The split-screen reality with the rest of Ukraine can ruffle feathers. The region also has a reputation as a gateway for draft dodgers trying to escape Ukraine by crossing into neighboring European countries, sometimes braving a risky swim across a river into Romania.
Dmytro Vorobiov, 45, a soldier who lost his right foot in combat last August, and is now recovering in a hospital in Uzhhorod, northwest of Mukachevo, said he had been annoyed when hearing a young local casually saying he was “tired of the war.”
“I’m like, ‘Are you insane? Maybe you need to move closer to the front?’” Mr. Vorobiov recalled. Still, like many soldiers convalescing in the region, he said part of the reason he fights is so that others can live in peace.
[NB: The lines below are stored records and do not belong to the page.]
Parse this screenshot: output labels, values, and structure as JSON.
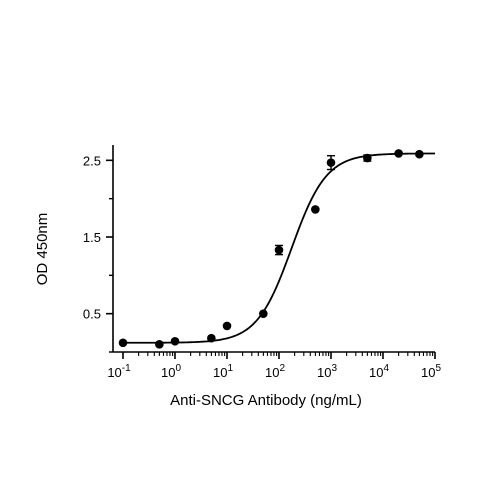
{
  "chart_data": {
    "type": "scatter",
    "title": "",
    "xlabel": "Anti-SNCG Antibody (ng/mL)",
    "ylabel": "OD 450nm",
    "x_scale": "log10",
    "xlim": [
      0.1,
      100000
    ],
    "ylim": [
      0.0,
      2.7
    ],
    "grid": false,
    "legend": "none",
    "x_ticks": [
      {
        "value": 0.1,
        "base": "10",
        "exp": "-1"
      },
      {
        "value": 1,
        "base": "10",
        "exp": "0"
      },
      {
        "value": 10,
        "base": "10",
        "exp": "1"
      },
      {
        "value": 100,
        "base": "10",
        "exp": "2"
      },
      {
        "value": 1000,
        "base": "10",
        "exp": "3"
      },
      {
        "value": 10000,
        "base": "10",
        "exp": "4"
      },
      {
        "value": 100000,
        "base": "10",
        "exp": "5"
      }
    ],
    "y_ticks": [
      {
        "value": 0.5,
        "label": "0.5"
      },
      {
        "value": 1.5,
        "label": "1.5"
      },
      {
        "value": 2.5,
        "label": "2.5"
      }
    ],
    "series": [
      {
        "color": "#000000",
        "points": [
          {
            "x": 0.1,
            "y": 0.12,
            "err": 0.0
          },
          {
            "x": 0.5,
            "y": 0.1,
            "err": 0.0
          },
          {
            "x": 1,
            "y": 0.14,
            "err": 0.0
          },
          {
            "x": 5,
            "y": 0.18,
            "err": 0.0
          },
          {
            "x": 10,
            "y": 0.34,
            "err": 0.0
          },
          {
            "x": 50,
            "y": 0.5,
            "err": 0.0
          },
          {
            "x": 100,
            "y": 1.33,
            "err": 0.06
          },
          {
            "x": 500,
            "y": 1.86,
            "err": 0.0
          },
          {
            "x": 1000,
            "y": 2.47,
            "err": 0.09
          },
          {
            "x": 5000,
            "y": 2.53,
            "err": 0.04
          },
          {
            "x": 20000,
            "y": 2.59,
            "err": 0.0
          },
          {
            "x": 50000,
            "y": 2.58,
            "err": 0.0
          }
        ]
      }
    ],
    "fit_curve": {
      "model": "4PL",
      "bottom": 0.12,
      "top": 2.59,
      "ec50": 175,
      "hill": 1.3
    }
  }
}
Sitting in a tavern-like cafe in Uzhhorod, oil lamps swaying overhead and the war feeling a world away, Andriy Lyubka, a well-known Ukrainian poet and resident, acknowledged “some kind of tension in the air,” as locals quietly wonder what others are doing for the war effort.
Like many other men of military age in Ukraine, Mr. Lyubka, 37, can be drafted into the army. But he said he had yet to receive a conscription notice.
“When you walk here with your daughter, for example, a lot of the people — actually women whose husbands are in the army — they look at you with some critical glance,” he said. “They have questions in their eyes.”
Mr. Lyubka’s answer is that he raise money to buy vehicles for the army. So far, he has bought more than 360 cars and delivered them with friends to the front — 58 trips in total. Each journey, he says, serves as a useful reminder that the peacefulness of Uzhhorod is “false, an illusion.”
“It’s very nice here, but it doesn’t mean everything will be OK,” he said. “The peace we feel here depends entirely on what’s happening at the eastern front.”